4. Practice in HAHBase Connector

Community HBase Connector Data association or writing is used by a single HBase cluster. If the HBase cluster is unavailable, the writing or writing of real-time task data is affected, which may affect service usage. As to how to solve this problem. First, there are two clusters in HBase, the primary cluster and the secondary cluster. Master slave replication is performed between them through WAL. Flink SQL jobs are written to the primary cluster first. When the primary cluster becomes unavailable, Flink SQL jobs are automatically demoted to the secondary cluster. Online services are not affected.
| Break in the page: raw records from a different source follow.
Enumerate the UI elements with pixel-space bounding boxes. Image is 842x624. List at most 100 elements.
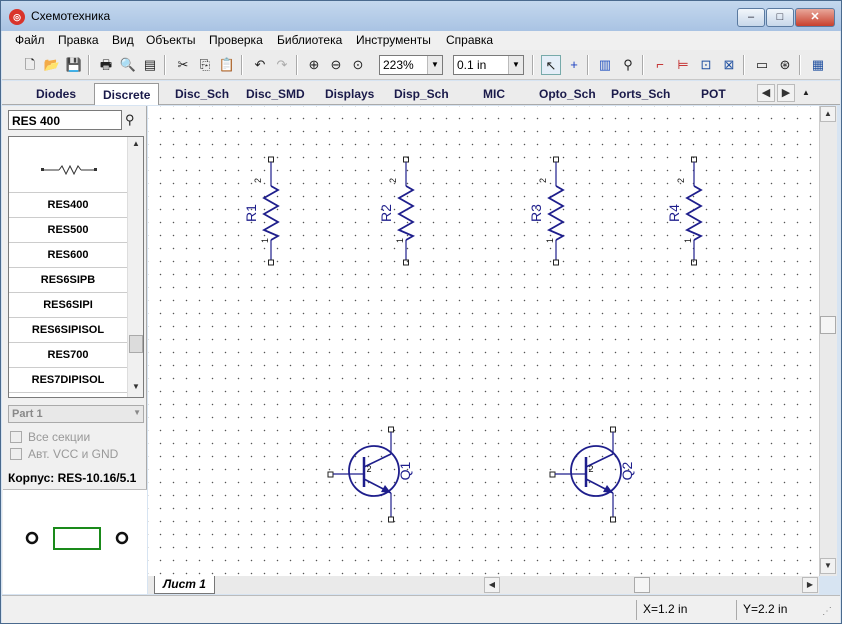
sheet-tab[interactable]: Лист 1 bbox=[154, 576, 215, 594]
zoom-in-icon[interactable]: ⊕ bbox=[304, 55, 324, 75]
list-item[interactable]: RES6SIPISOL bbox=[9, 318, 127, 343]
binoculars-icon[interactable]: ⚲ bbox=[125, 112, 143, 128]
scroll-down-icon[interactable]: ▼ bbox=[128, 380, 143, 396]
component-icon[interactable]: ▥ bbox=[595, 55, 615, 75]
menu-edit[interactable]: Правка bbox=[58, 33, 99, 47]
scroll-right-icon[interactable]: ▶ bbox=[802, 577, 818, 593]
undo-icon[interactable]: ↶ bbox=[250, 55, 270, 75]
pin-number-label: 1 bbox=[260, 238, 270, 243]
list-scrollbar[interactable]: ▲ ▼ bbox=[127, 137, 143, 397]
menu-library[interactable]: Библиотека bbox=[277, 33, 342, 47]
tab-scroll-right-icon[interactable]: ▶ bbox=[777, 84, 795, 102]
resistor-refdes: R1 bbox=[243, 204, 259, 222]
close-button[interactable]: ✕ bbox=[795, 8, 835, 27]
netlist-icon[interactable]: ⊠ bbox=[719, 55, 739, 75]
tab-scroll-left-icon[interactable]: ◀ bbox=[757, 84, 775, 102]
resistor-refdes: R2 bbox=[378, 204, 394, 222]
status-x: X=1.2 in bbox=[636, 600, 736, 620]
table-icon[interactable]: ▦ bbox=[808, 55, 828, 75]
grid-select[interactable]: 0.1 in ▼ bbox=[453, 55, 524, 75]
search-input[interactable]: RES 400 bbox=[8, 110, 122, 130]
zoom-fit-icon[interactable]: ⊙ bbox=[348, 55, 368, 75]
pin-number-label: 2 bbox=[588, 464, 593, 474]
schematic-drawing: 2 1 R1 2 1 R2 2 1 R3 2 1 R4 2 Q1 2 Q2 bbox=[243, 156, 704, 523]
pin-terminal bbox=[403, 259, 409, 266]
zoom-out-icon[interactable]: ⊖ bbox=[326, 55, 346, 75]
zoom-select[interactable]: 223% ▼ bbox=[379, 55, 443, 75]
pin-terminal bbox=[610, 426, 616, 433]
resize-grip-icon: ⋰ bbox=[822, 606, 832, 617]
copy-icon[interactable]: ⎘ bbox=[195, 55, 215, 75]
find-icon[interactable]: ⚲ bbox=[618, 55, 638, 75]
part-select[interactable]: Part 1 ▼ bbox=[8, 405, 144, 423]
pin-terminal bbox=[553, 156, 559, 163]
save-icon[interactable]: 💾 bbox=[64, 55, 84, 75]
redo-icon[interactable]: ↷ bbox=[272, 55, 292, 75]
select-pointer-icon[interactable]: ↖ bbox=[541, 55, 561, 75]
list-item[interactable]: RES500 bbox=[9, 218, 127, 243]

5. No secret Mysql Connector and index extension practice

The Flink mysql-sink syntax solves three problems:

  • First, Mysql database user names and passwords are not exposed and stored in plain text.

  • Mysql user name and password can be updated periodically.

  • Third, internal automatically authenticate table permissions based on user names. The main goal is to make the real-time task database safer to use.

Then, in the bottom left figure, we add the Task and Operator per-message processing Metric at the Flink source level. The purpose is to help the business side to troubleshoot and optimize Flink real-time tasks according to the monitoring indicators of message processing time.

6. The practice of automatic collection of blood metadata of Flink task

The process of blood metadata collection of Flink task is shown in the figure below. After the real-time task is started, the platform takes two different paths according to whether the current task is a Flink Jar task or a Flink SQL task to obtain the blood data of the task, and then reports the blood data to the metadata system. The value of this is twofold:

  • First, help the business side to understand the real-time task processing link. The service side can more clearly understand the relationship and impact between real-time tasks, and can timely notify other downstream service sides when performing tasks.

  • Second, better build real-time data warehouse. Based on the real-time task blood map, the common layer of real-time data is extracted to improve the reusability and better build the real-time data warehouse.

Iii. Future planning

Finally, the plan for the future includes four points:

  • First, promote Flink real-time task SQL. Promote Flink SQL development real-time tasks and increase the proportion of Flink SQL tasks.

  • Second, Flink task computing resources are automatically optimized. From memory, task processing capacity, input rate, etc., the task resources are analyzed, and the unreasonable task allocation is automatically configured, so as to reduce the machine cost.

  • Third, Flink SQL task K8S and K8S cloud native. The underlying computing resources of Flink are unified as K8S to reduce operation and maintenance costs. Flink K8S cloud is native to make more reasonable use of K8S resources.

  • Fourth, Flink and data lake and CDC functional technology research. The research reserve of new technology lays the technical foundation for other real-time requirements in the future.